Backstory:
I have been searching for a highly performant way to find cliques within a network which are below a given dimension (e.g all k-cliques with k<=3 are all nodes, edges, and triangles). As this example of low dimensional cliques (k<=3 or k<=4) is often the case, I have resorted to simply looking for highly performant triangle finding methods.
Networkx is incredibly slow; however, networkit has a much more performant solution with a Cython backend.
Unfortunately, networkit does not have an algorithm for listing all cliques <= a given dimension. They have a MaximalCliques algorithm, which is different, and unfortunately simply runs for all possible dimensions of cliques in no particular order (from what I can tell).
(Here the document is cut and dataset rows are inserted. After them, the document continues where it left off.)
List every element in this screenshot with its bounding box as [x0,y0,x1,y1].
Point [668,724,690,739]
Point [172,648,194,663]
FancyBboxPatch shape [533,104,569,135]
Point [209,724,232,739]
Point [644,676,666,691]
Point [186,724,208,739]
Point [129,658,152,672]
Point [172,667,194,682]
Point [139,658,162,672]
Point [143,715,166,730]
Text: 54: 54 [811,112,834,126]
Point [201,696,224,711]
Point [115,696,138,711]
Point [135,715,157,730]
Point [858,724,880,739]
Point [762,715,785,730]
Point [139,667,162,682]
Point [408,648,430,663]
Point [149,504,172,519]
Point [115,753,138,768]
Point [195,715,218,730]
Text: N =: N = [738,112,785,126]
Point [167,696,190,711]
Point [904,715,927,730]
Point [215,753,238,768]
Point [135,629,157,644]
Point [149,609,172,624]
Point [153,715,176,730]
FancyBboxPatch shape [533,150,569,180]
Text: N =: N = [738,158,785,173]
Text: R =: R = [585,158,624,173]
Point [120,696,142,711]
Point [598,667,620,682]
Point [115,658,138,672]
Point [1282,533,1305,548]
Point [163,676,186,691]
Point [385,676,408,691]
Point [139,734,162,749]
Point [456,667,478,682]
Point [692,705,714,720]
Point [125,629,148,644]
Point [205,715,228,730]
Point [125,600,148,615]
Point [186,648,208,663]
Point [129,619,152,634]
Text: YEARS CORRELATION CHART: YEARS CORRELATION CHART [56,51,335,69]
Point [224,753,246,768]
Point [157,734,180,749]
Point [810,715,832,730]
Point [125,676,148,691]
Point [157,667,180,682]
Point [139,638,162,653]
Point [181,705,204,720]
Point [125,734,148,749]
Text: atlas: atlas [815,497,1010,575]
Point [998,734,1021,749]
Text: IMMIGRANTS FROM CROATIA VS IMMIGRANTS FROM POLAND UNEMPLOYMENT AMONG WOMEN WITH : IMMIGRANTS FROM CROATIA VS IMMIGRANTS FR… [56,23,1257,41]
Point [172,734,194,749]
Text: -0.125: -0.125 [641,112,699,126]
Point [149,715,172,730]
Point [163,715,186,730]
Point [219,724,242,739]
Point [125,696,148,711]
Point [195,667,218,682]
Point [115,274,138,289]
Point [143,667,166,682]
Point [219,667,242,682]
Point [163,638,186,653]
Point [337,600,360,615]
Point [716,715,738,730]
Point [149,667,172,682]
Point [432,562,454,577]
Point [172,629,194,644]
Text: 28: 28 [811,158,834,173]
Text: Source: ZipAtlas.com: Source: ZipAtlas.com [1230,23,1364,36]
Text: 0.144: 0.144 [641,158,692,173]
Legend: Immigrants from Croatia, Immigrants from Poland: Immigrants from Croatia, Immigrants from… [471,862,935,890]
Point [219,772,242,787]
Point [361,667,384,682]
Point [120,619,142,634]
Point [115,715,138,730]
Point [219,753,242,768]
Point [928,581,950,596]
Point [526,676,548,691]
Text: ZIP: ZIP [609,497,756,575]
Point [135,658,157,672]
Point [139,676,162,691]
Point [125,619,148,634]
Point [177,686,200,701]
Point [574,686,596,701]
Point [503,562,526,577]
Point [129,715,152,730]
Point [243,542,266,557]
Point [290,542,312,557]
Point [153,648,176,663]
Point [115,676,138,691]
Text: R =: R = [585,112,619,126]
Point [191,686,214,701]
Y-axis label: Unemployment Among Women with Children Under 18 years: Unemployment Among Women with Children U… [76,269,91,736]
It also only counts triangles, but does not list the nodes which make up each triangle. Thus, I am writing my own function that implements a reasonably efficient method right now below.
Problem:
I have the function nk_triangles below; however, it is resisting an easy jamming into numba or Cython. Therefore, I wanted to see if anyone has more expertise in these areas that may be able to shove this towards faster speeds.
I have made a simple, yet fully workable snippet of code with the function of interest here:
import networkit as nk
import numba
from itertools import combinations
from urllib.request import urlopen
import tempfile
graph_url="https://raw.githubusercontent.com/networkit/networkit/master/input/tiny_02.graph"
big_graph_url="https://raw.githubusercontent.com/networkit/networkit/master/input/caidaRouterLevel.graph"
with tempfile.NamedTemporaryFile() as f:
with urlopen(graph_url) as r:
f.write(r.read())
f.read()
G = nk.readGraph(f.name, nk.Format.METIS)
#@numba.jit
def nk_triangles(g):
# Source:
# https://cs.stanford.edu/~rishig/courses/ref/l1.pdf
triangles = set()
for node in g.iterNodes():
ndeg = g.degree(node)
neighbors = [neigh for neigh in g.iterNeighbors(node)
if (ndeg < g.degree(neigh)) or
((ndeg == g.degree(neigh))
and node < neigh)]
node_triangles = set({(node, *c): max(g.weight(u,v)
for u,v in combinations([node,*c], 2))
for c in combinations(neighbors, 2)
if g.hasEdge(*c)})
triangles = triangles.union(node_triangles)
return triangles
tris = nk_triangles(G)
tris
The big_graph_url can be switched in to see if the algorithm is actually performing reasonably well. (My graphs are orders of magnitude larger than this still)
As it stands, this takes ~40 minutes minutes to compute my machine (single threaded python loops calling C backend code in networkit and itertools). The number of triangles in the big network is 455,062.